Algorithm computes Tutte-decomposition in linear time.

New structural results on totally-nested 2-separations.

Introduction of a stability concept for graph separations.

Abstract

The block-cut tree decomposes a connected graph along its cutvertices, displaying its 2-connected components. The Tutte-decomposition extends this idea to 2-separators in 2-connected graphs, yielding a canonical tree-decomposition that decomposes the graph into its triconnected components. In 1973, Hopcroft and Tarjan introduced a linear-time algorithm to compute the Tutte-decomposition.
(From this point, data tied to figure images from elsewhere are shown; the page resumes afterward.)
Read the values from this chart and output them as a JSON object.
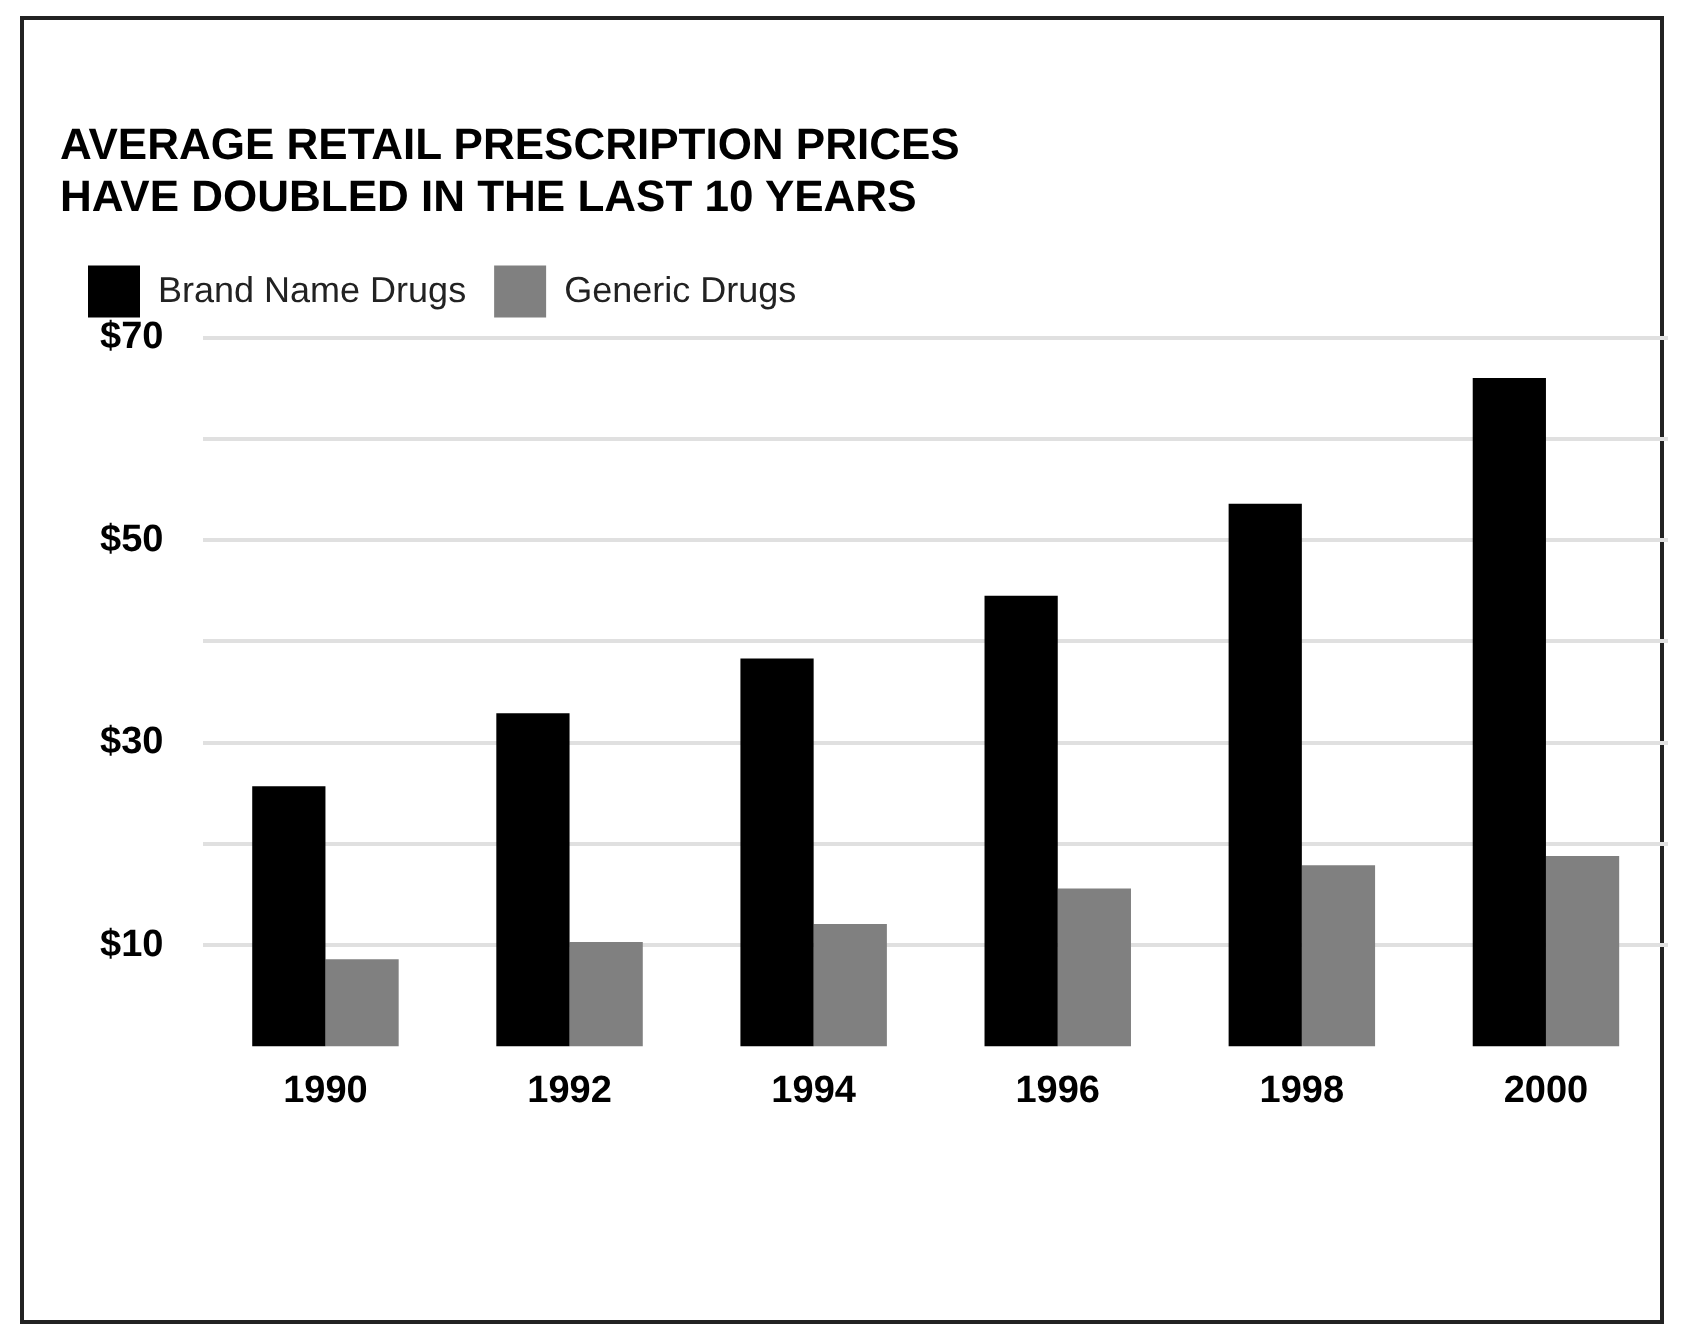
{
  "chart_data": {
    "type": "bar",
    "title": [
      "AVERAGE RETAIL PRESCRIPTION PRICES",
      "HAVE DOUBLED IN THE LAST 10 YEARS"
    ],
    "categories": [
      "1990",
      "1992",
      "1994",
      "1996",
      "1998",
      "2000"
    ],
    "series": [
      {
        "name": "Brand Name Drugs",
        "color": "#000000",
        "values": [
          25.7,
          32.9,
          38.3,
          44.5,
          53.6,
          66
        ]
      },
      {
        "name": "Generic Drugs",
        "color": "#808080",
        "values": [
          8.6,
          10.3,
          12.1,
          15.6,
          17.9,
          18.8
        ]
      }
    ],
    "ylim": [
      0,
      70
    ],
    "yticks": [
      {
        "value": 10,
        "label": "$10"
      },
      {
        "value": 20,
        "label": null
      },
      {
        "value": 30,
        "label": "$30"
      },
      {
        "value": 40,
        "label": null
      },
      {
        "value": 50,
        "label": "$50"
      },
      {
        "value": 60,
        "label": null
      },
      {
        "value": 70,
        "label": "$70"
      }
    ],
    "grid": "y",
    "legend": "top left"
  }
}
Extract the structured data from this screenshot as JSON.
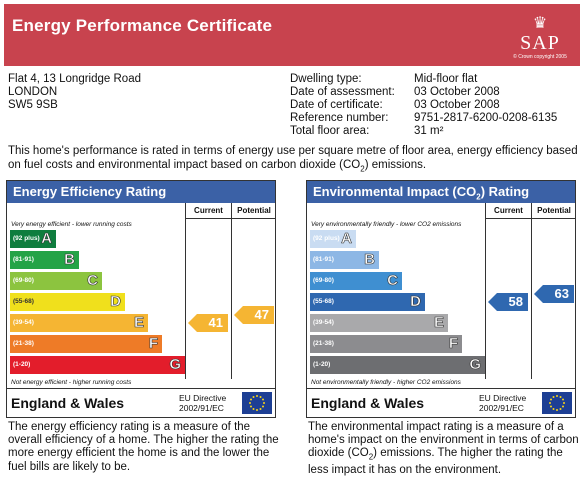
{
  "header": {
    "title": "Energy Performance Certificate",
    "logo_text": "SAP",
    "logo_copyright": "© Crown copyright 2005"
  },
  "address": [
    "Flat 4, 13 Longridge Road",
    "LONDON",
    "SW5 9SB"
  ],
  "details": [
    {
      "label": "Dwelling type:",
      "value": "Mid-floor flat"
    },
    {
      "label": "Date of assessment:",
      "value": "03 October 2008"
    },
    {
      "label": "Date of certificate:",
      "value": "03 October 2008"
    },
    {
      "label": "Reference number:",
      "value": "9751-2817-6200-0208-6135"
    },
    {
      "label": "Total floor area:",
      "value": "31 m²"
    }
  ],
  "intro": {
    "before": "This home's performance is rated in terms of energy use per square metre of floor area, energy efficiency based on fuel costs and environmental impact based on carbon dioxide (CO",
    "sub": "2",
    "after": ") emissions."
  },
  "columns": {
    "current": "Current",
    "potential": "Potential"
  },
  "energy": {
    "title": "Energy Efficiency Rating",
    "top_note": "Very energy efficient - lower running costs",
    "bottom_note": "Not energy efficient - higher running costs",
    "bands": [
      {
        "range": "(92 plus)",
        "letter": "A",
        "color": "#0f7d3e"
      },
      {
        "range": "(81-91)",
        "letter": "B",
        "color": "#24a347"
      },
      {
        "range": "(69-80)",
        "letter": "C",
        "color": "#8cc43f"
      },
      {
        "range": "(55-68)",
        "letter": "D",
        "color": "#f0e01c"
      },
      {
        "range": "(39-54)",
        "letter": "E",
        "color": "#f5b533"
      },
      {
        "range": "(21-38)",
        "letter": "F",
        "color": "#ee7b27"
      },
      {
        "range": "(1-20)",
        "letter": "G",
        "color": "#e31d2b"
      }
    ],
    "current": {
      "value": "41",
      "band_index": 4,
      "color": "#f5b533"
    },
    "potential": {
      "value": "47",
      "band_index": 4,
      "color": "#f5b533"
    },
    "region": "England & Wales",
    "directive": [
      "EU Directive",
      "2002/91/EC"
    ],
    "description": "The energy efficiency rating is a measure of the overall efficiency of a home. The higher the rating the more energy efficient the home is and the lower the fuel bills are likely to be."
  },
  "environment": {
    "title_before": "Environmental Impact (CO",
    "title_sub": "2",
    "title_after": ") Rating",
    "top_note": "Very environmentally friendly - lower CO2 emissions",
    "bottom_note": "Not environmentally friendly - higher CO2 emissions",
    "bands": [
      {
        "range": "(92 plus)",
        "letter": "A",
        "color": "#c9dcf2"
      },
      {
        "range": "(81-91)",
        "letter": "B",
        "color": "#8db7e5"
      },
      {
        "range": "(69-80)",
        "letter": "C",
        "color": "#3f8fd1"
      },
      {
        "range": "(55-68)",
        "letter": "D",
        "color": "#2f68b0"
      },
      {
        "range": "(39-54)",
        "letter": "E",
        "color": "#a9a9ab"
      },
      {
        "range": "(21-38)",
        "letter": "F",
        "color": "#8c8c8f"
      },
      {
        "range": "(1-20)",
        "letter": "G",
        "color": "#6d6e71"
      }
    ],
    "current": {
      "value": "58",
      "band_index": 3,
      "color": "#2f68b0"
    },
    "potential": {
      "value": "63",
      "band_index": 3,
      "color": "#2f68b0"
    },
    "region": "England & Wales",
    "directive": [
      "EU Directive",
      "2002/91/EC"
    ],
    "description_before": "The environmental impact rating is a measure of a home's impact on the environment in terms of carbon dioxide (CO",
    "description_sub": "2",
    "description_after": ") emissions. The higher the rating the less impact it has on the environment."
  }
}
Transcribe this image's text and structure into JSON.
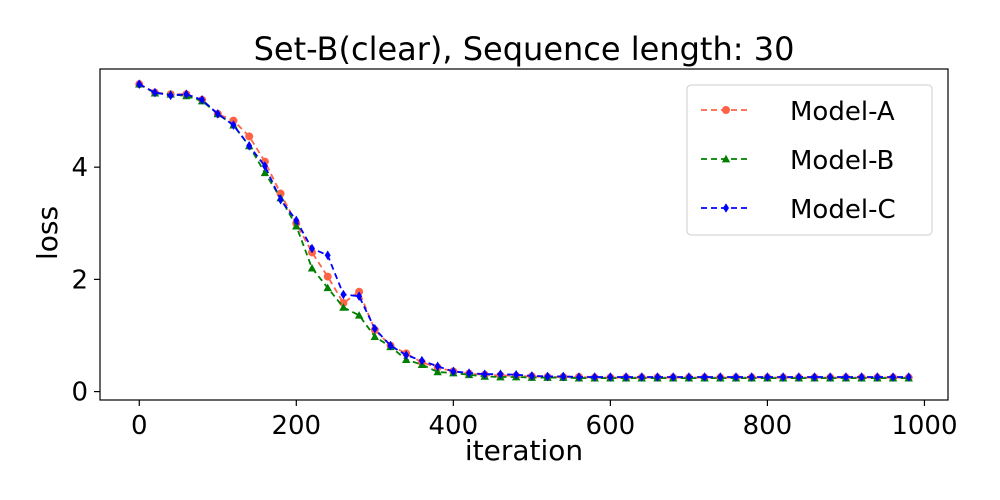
{
  "chart_data": {
    "type": "line",
    "title": "Set-B(clear), Sequence length: 30",
    "xlabel": "iteration",
    "ylabel": "loss",
    "xlim": [
      -50,
      1030
    ],
    "ylim": [
      -0.15,
      5.75
    ],
    "xticks": [
      0,
      200,
      400,
      600,
      800,
      1000
    ],
    "yticks": [
      0,
      2,
      4
    ],
    "grid": false,
    "legend_position": "top-right",
    "x": [
      0,
      20,
      40,
      60,
      80,
      100,
      120,
      140,
      160,
      180,
      200,
      220,
      240,
      260,
      280,
      300,
      320,
      340,
      360,
      380,
      400,
      420,
      440,
      460,
      480,
      500,
      520,
      540,
      560,
      580,
      600,
      620,
      640,
      660,
      680,
      700,
      720,
      740,
      760,
      780,
      800,
      820,
      840,
      860,
      880,
      900,
      920,
      940,
      960,
      980
    ],
    "series": [
      {
        "name": "Model-A",
        "color": "#ff6347",
        "marker": "circle",
        "values": [
          5.48,
          5.33,
          5.3,
          5.3,
          5.2,
          4.95,
          4.83,
          4.55,
          4.1,
          3.53,
          3.0,
          2.48,
          2.05,
          1.58,
          1.78,
          1.1,
          0.82,
          0.68,
          0.52,
          0.43,
          0.36,
          0.32,
          0.3,
          0.29,
          0.28,
          0.27,
          0.26,
          0.26,
          0.26,
          0.25,
          0.25,
          0.25,
          0.25,
          0.25,
          0.25,
          0.25,
          0.25,
          0.25,
          0.25,
          0.25,
          0.25,
          0.25,
          0.25,
          0.25,
          0.25,
          0.25,
          0.25,
          0.25,
          0.25,
          0.25
        ]
      },
      {
        "name": "Model-B",
        "color": "#008000",
        "marker": "triangle",
        "values": [
          5.48,
          5.32,
          5.3,
          5.27,
          5.18,
          4.95,
          4.75,
          4.38,
          3.9,
          3.45,
          2.95,
          2.2,
          1.85,
          1.5,
          1.36,
          0.98,
          0.8,
          0.57,
          0.48,
          0.35,
          0.33,
          0.3,
          0.27,
          0.26,
          0.26,
          0.25,
          0.25,
          0.25,
          0.24,
          0.24,
          0.24,
          0.24,
          0.24,
          0.24,
          0.24,
          0.24,
          0.24,
          0.24,
          0.24,
          0.24,
          0.24,
          0.24,
          0.24,
          0.24,
          0.24,
          0.24,
          0.24,
          0.24,
          0.24,
          0.24
        ]
      },
      {
        "name": "Model-C",
        "color": "#0000ff",
        "marker": "diamond",
        "values": [
          5.48,
          5.33,
          5.28,
          5.3,
          5.2,
          4.95,
          4.75,
          4.38,
          4.02,
          3.42,
          3.05,
          2.55,
          2.43,
          1.73,
          1.7,
          1.12,
          0.82,
          0.65,
          0.55,
          0.45,
          0.36,
          0.33,
          0.31,
          0.31,
          0.3,
          0.28,
          0.27,
          0.27,
          0.26,
          0.26,
          0.26,
          0.26,
          0.26,
          0.26,
          0.26,
          0.26,
          0.26,
          0.26,
          0.26,
          0.26,
          0.26,
          0.26,
          0.26,
          0.26,
          0.26,
          0.26,
          0.26,
          0.26,
          0.26,
          0.26
        ]
      }
    ]
  }
}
Cunningham and Edmonds later established a structural characterization of the Tutte-decomposition via totally-nested 2-separations. We present a conceptually simple algorithm based on this characterization, which computes the Tutte-decomposition in linear time. Our algorithm first computes all totally-nested 2-separations and then builds the Tutte-decomposition from them. Along the way, we derive new structural results on the structure of totally-nested 2-separations in 2-connected graphs using a novel notion of stability, which may be of independent interest.